I thought I’d make the focus of this weekly check-in written narrations. So, just what is a written narration, you might ask? Well, a written narration is an assessment requiring students to use writing to tell back what they’ve just read or heard. Students use this Charlotte Mason inspired written skill in response to the reading of living books. Authors of living books write in a narrative style and are passionate about what they are writing about. Heart of Dakota uses living books as the primary reading material for virtually every school subject in homeschooling. Therefore, it makes sense that a common form of assessment in Heart of Dakota’s plans is the written narration.
What makes written narrations a good form of assessment?
Using written narrations as an assessment encourages children to share what they have read with accuracy, personality, originality, and spirit. This is the opposite of using worksheets, quizzes, and tests as a form of assessment. Students often find writing a narration to be the harder of the two assessments. Why? Probably because the student does not have any aid in writing a narration.
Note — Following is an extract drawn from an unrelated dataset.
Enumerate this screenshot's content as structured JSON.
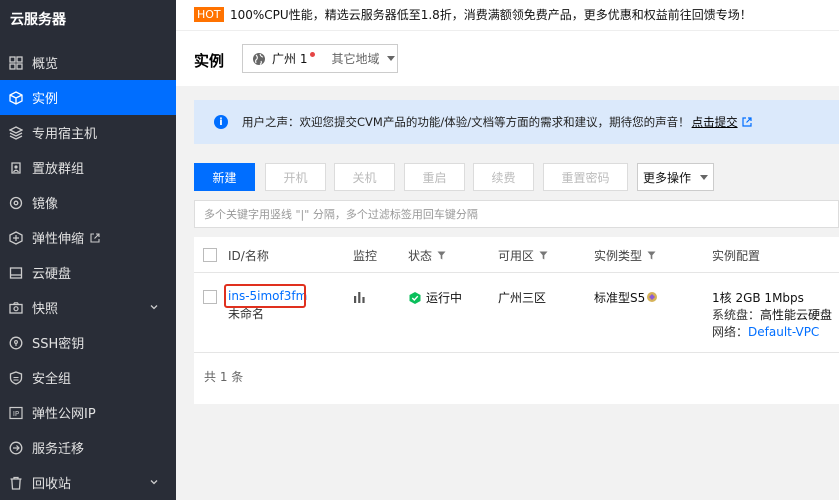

Multiple choice answers, true or false questions, or fill-in-the-blank quizzes aid the student in giving (or guessing) the proper response. In contrast, students rely wholly on their own memory and knowledge of the topic in written narrations. There is certainly a place for both forms of assessment! Heart of Dakota does use both. However, when students retell what they are reading, they better remember what they have read. So, this is the preferred method of assessment whenever possible.
What do written narrations look like at various ages?
Heart of Dakota’s plans take away the guesswork for what kinds of narrations we as teachers of our children should expect. First, students follow clear step-by-step instructions in each Heart of Dakota guide. Students carefully follow the noted parameters particular to each written narration assessment. Second, students always write narrations in response to reading a living book. However, the subject they write about may vary. Students often write narrations in response to history readings, but they can write them in response to science, literature, etc. Finally, whatever the subject matter, students always write narrations in response to reading outstanding books! So, to show what written narrations look like at various ages, I’ve included one from each of my kiddos below…
What improvements in written narrations should be expected?
Incrementally, the parameters of written narrations get harder as students age and mature. Some improvements can definitely be expected! But, what are they?
Expect an increase in the reading level and maturity level of books.
To begin with, you can expect an increase in the reading level of living books in which written narrations are given as an assessment. The Creation to Christ reading was Streams of History: Ancient Rome. In World Geography, students read A Book of Discovery, and in U.S. History II students read America: The Last Best Hope Volume II.
Plan for the length of the written narrations to increase each year.
In addition, you can expect an increase in length of the written narrations. Students write 5-8 sentences in Creation to Christ. In World Geography, students write a length of 3-4 paragraphs. By U.S. History II, students write a length of 5 paragraphs.
Anticipate editing abilities to gradually improve as students move down the Written Narrations Skills checklist.
Furthermore, you can expect an increase in a student’s ability to edit using Heart of Dakota’s Written Narration Skills checklist. I still do the editing in Creation to Christ. We do not address every skill on the Written Narration Skills checklist. In World Geography, we share the editing process and most skills on the Written Narration Skills checklist are addressed. By U.S. History II, the student edits his own written narration, and the entire Written Narration Skills checklist is usually addressed.
Plan for more difficult and varied types of written narration assessments as students mature.
Last, you can expect an increase in difficulty and variety of types of written narrations. In Creation to Christ, students use guided questions to help aid their writing of a general written narration. Students in World Geography must include the main topic, main ideas with supporting details, author’s style, and a strong opening and closing sentence. U.S. History II students must include all of these elements. But, they must also list 5 topics from the given options in the guide. They must also include names, dates, and events pertinent to the reading.
Finally, to conclude this written narration From Our House to Yours…
Many of us homeschool moms did not grow up in schools that used written narrations as a form of assessment. Hopefully, this shows what written narrations are, what written narrations look like at different ages, and what improvements to expect!